Diyanet tam da bu iş için vardı.
Beğenirsiniz, beğenmezsiniz; uygularsınız, uygulamazsınız ama ayetle sabit olan, hadislerle perçinlenmiş olan bir konudaki hükümlerin geçerliliği bizim paşa keyfimize bağlı değildir.
Siyasetçiyi, yöneticiyi dini verileri telaffuz etme bağlamında sınırlayan etkenler din adamını bağlamaz. Din adamı Kuran ve sünnette varsa “var”, yoksa “yok” demek zorundadır.

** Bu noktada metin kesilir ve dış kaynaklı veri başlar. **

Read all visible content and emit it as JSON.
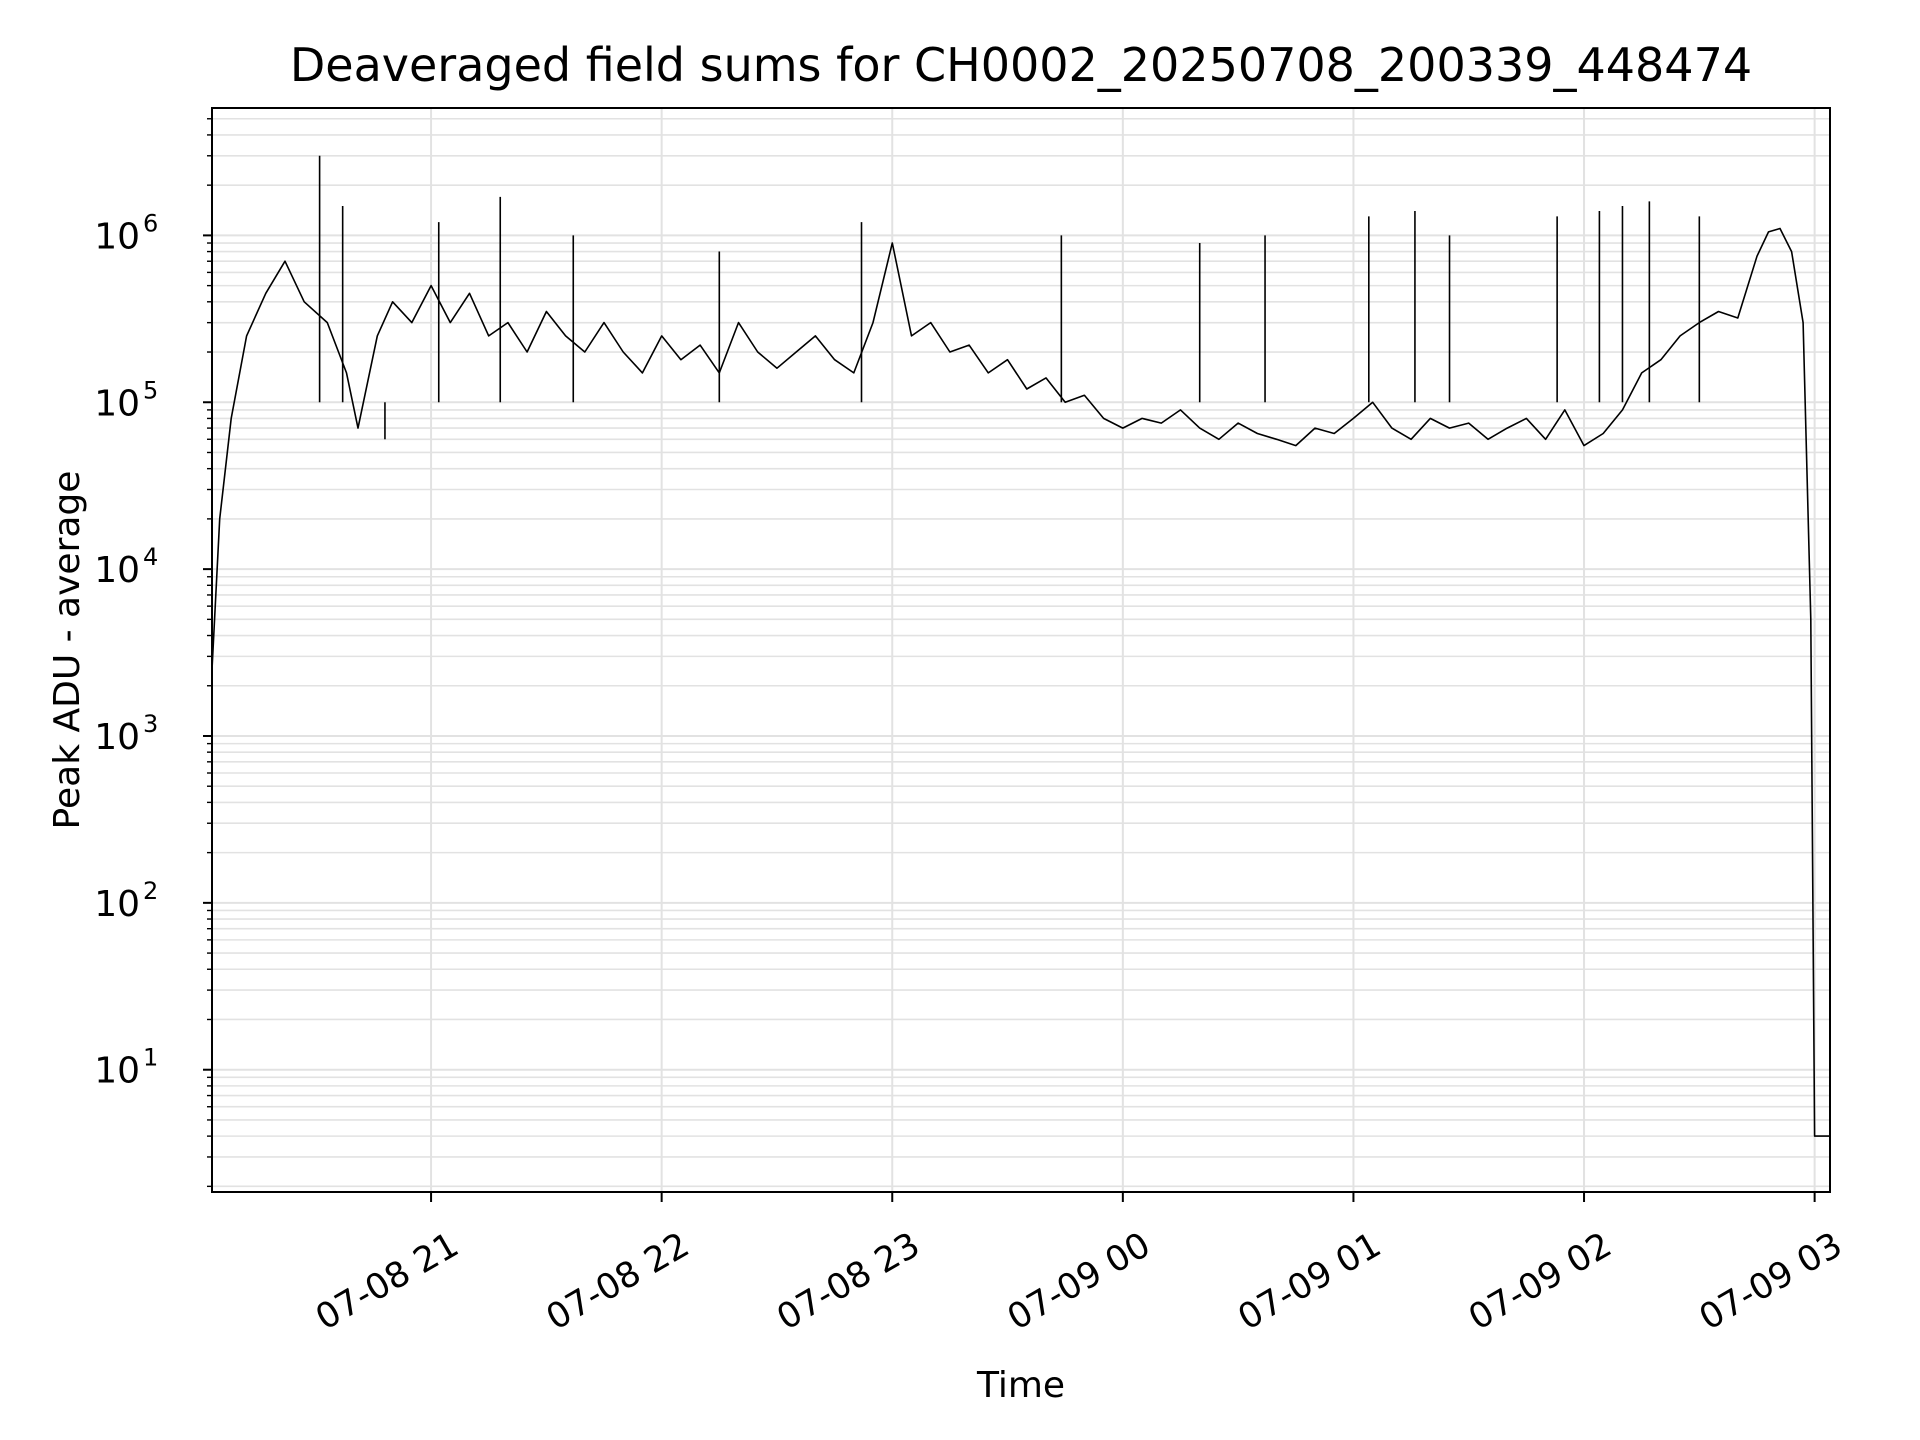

Siyasetçinin, yöneticinin farklı inançlarda, farklı dünya görüşüne mensup kalabalıkları, kitleleri yönetme ve bunu yaparken çeşitli yaşam tarzlarına sahip kimselerin birbirleriyle doğru bir toplumsallaşma içinde olmalarını sağlama gibi bir yükümlülüğü vardır. Din adamının yükümlülüğü ise hakikate halel getirmemek, Kuran’dan insana verileni dosdoğru aktarmaktır.
Dini alanda bilgi paylaşımı yapmak, din adamlarının görev tanımıdır. Görevini yapanı, görevini yaptı diye topa tutmak anlaşılabilir bir tutum değil. Hele laik bir devlette hiç anlaşılabilir değil.

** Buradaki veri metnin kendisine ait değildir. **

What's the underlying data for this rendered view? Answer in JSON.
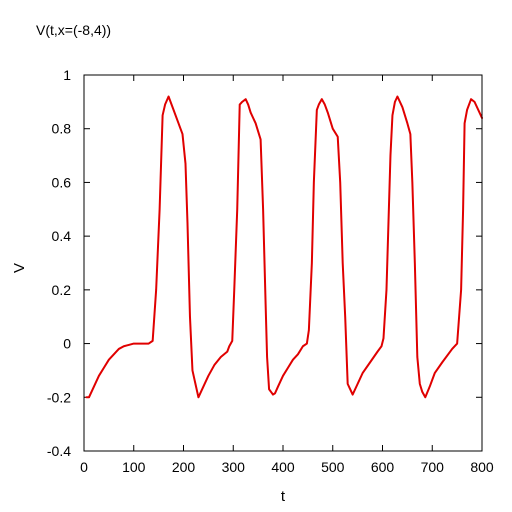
{
  "chart_data": {
    "type": "line",
    "title": "V(t,x=(-8,4))",
    "xlabel": "t",
    "ylabel": "V",
    "xlim": [
      0,
      800
    ],
    "ylim": [
      -0.4,
      1
    ],
    "xticks": [
      0,
      100,
      200,
      300,
      400,
      500,
      600,
      700,
      800
    ],
    "yticks": [
      -0.4,
      -0.2,
      0,
      0.2,
      0.4,
      0.6,
      0.8,
      1
    ],
    "xtick_labels": [
      "0",
      "100",
      "200",
      "300",
      "400",
      "500",
      "600",
      "700",
      "800"
    ],
    "ytick_labels": [
      "-0.4",
      "-0.2",
      "0",
      "0.2",
      "0.4",
      "0.6",
      "0.8",
      "1"
    ],
    "grid": false,
    "series": [
      {
        "color": "#e00000",
        "x": [
          5,
          10,
          20,
          30,
          40,
          50,
          60,
          70,
          80,
          90,
          100,
          110,
          120,
          130,
          138,
          145,
          152,
          158,
          163,
          170,
          180,
          190,
          198,
          204,
          208,
          213,
          218,
          224,
          230,
          240,
          250,
          262,
          275,
          288,
          292,
          298,
          302,
          308,
          313,
          318,
          325,
          330,
          335,
          345,
          355,
          360,
          365,
          368,
          372,
          376,
          380,
          384,
          390,
          400,
          410,
          420,
          430,
          440,
          448,
          452,
          458,
          462,
          468,
          472,
          478,
          484,
          490,
          500,
          510,
          515,
          520,
          525,
          530,
          535,
          540,
          550,
          560,
          575,
          590,
          598,
          602,
          608,
          612,
          616,
          620,
          625,
          630,
          640,
          650,
          656,
          660,
          665,
          670,
          675,
          680,
          686,
          695,
          705,
          720,
          740,
          750,
          754,
          758,
          762,
          765,
          770,
          778,
          785,
          795,
          800
        ],
        "y": [
          -0.2,
          -0.2,
          -0.16,
          -0.12,
          -0.09,
          -0.06,
          -0.04,
          -0.02,
          -0.01,
          -0.005,
          0.0,
          0.0,
          0.0,
          0.0,
          0.01,
          0.2,
          0.5,
          0.85,
          0.89,
          0.92,
          0.87,
          0.82,
          0.78,
          0.67,
          0.45,
          0.1,
          -0.1,
          -0.15,
          -0.2,
          -0.16,
          -0.12,
          -0.08,
          -0.05,
          -0.03,
          -0.01,
          0.01,
          0.2,
          0.5,
          0.89,
          0.9,
          0.91,
          0.89,
          0.86,
          0.82,
          0.76,
          0.5,
          0.15,
          -0.05,
          -0.17,
          -0.18,
          -0.19,
          -0.185,
          -0.16,
          -0.12,
          -0.09,
          -0.06,
          -0.04,
          -0.01,
          0.0,
          0.05,
          0.3,
          0.6,
          0.87,
          0.89,
          0.91,
          0.89,
          0.86,
          0.8,
          0.77,
          0.6,
          0.3,
          0.1,
          -0.15,
          -0.17,
          -0.19,
          -0.15,
          -0.11,
          -0.07,
          -0.03,
          -0.01,
          0.02,
          0.2,
          0.45,
          0.7,
          0.85,
          0.9,
          0.92,
          0.88,
          0.82,
          0.78,
          0.6,
          0.3,
          -0.05,
          -0.15,
          -0.18,
          -0.2,
          -0.16,
          -0.11,
          -0.07,
          -0.02,
          0.0,
          0.1,
          0.2,
          0.5,
          0.82,
          0.87,
          0.91,
          0.9,
          0.86,
          0.84
        ]
      }
    ]
  }
}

Çünkü içinize sinmeyen, gücünüzü aşan ve yerine getirmediğiniz emir ve yasaklar konusunda bir cezai yaptırım yok, bir baskı mekanizması yok. Dolayısıyla “Hâlâ bu kafa!” ya da “21. yüzyılda olur mu böyle şey?” diye söylenmenin de âlemi yok. Din dediğimiz şey, inancın alanı; konuşa konuşa, tartışa tartışa değiştirilebilen, keyfimize, gönlümüze, bunalımlarımıza, çocukluk hikâyemize göre çekip sündürebildiğimiz bir şey olsaydı, adına din demezdik.“Sanat” derdik.
Velhasılı bugün konuyu daha da açmayı, dine restoran mönüsünden seçip verdiğimiz siparişi kusursuz biçimde servis etmesi gereken garson muamelesi yapamayacağımızı uzun uzun anlatmayı planlamıştım.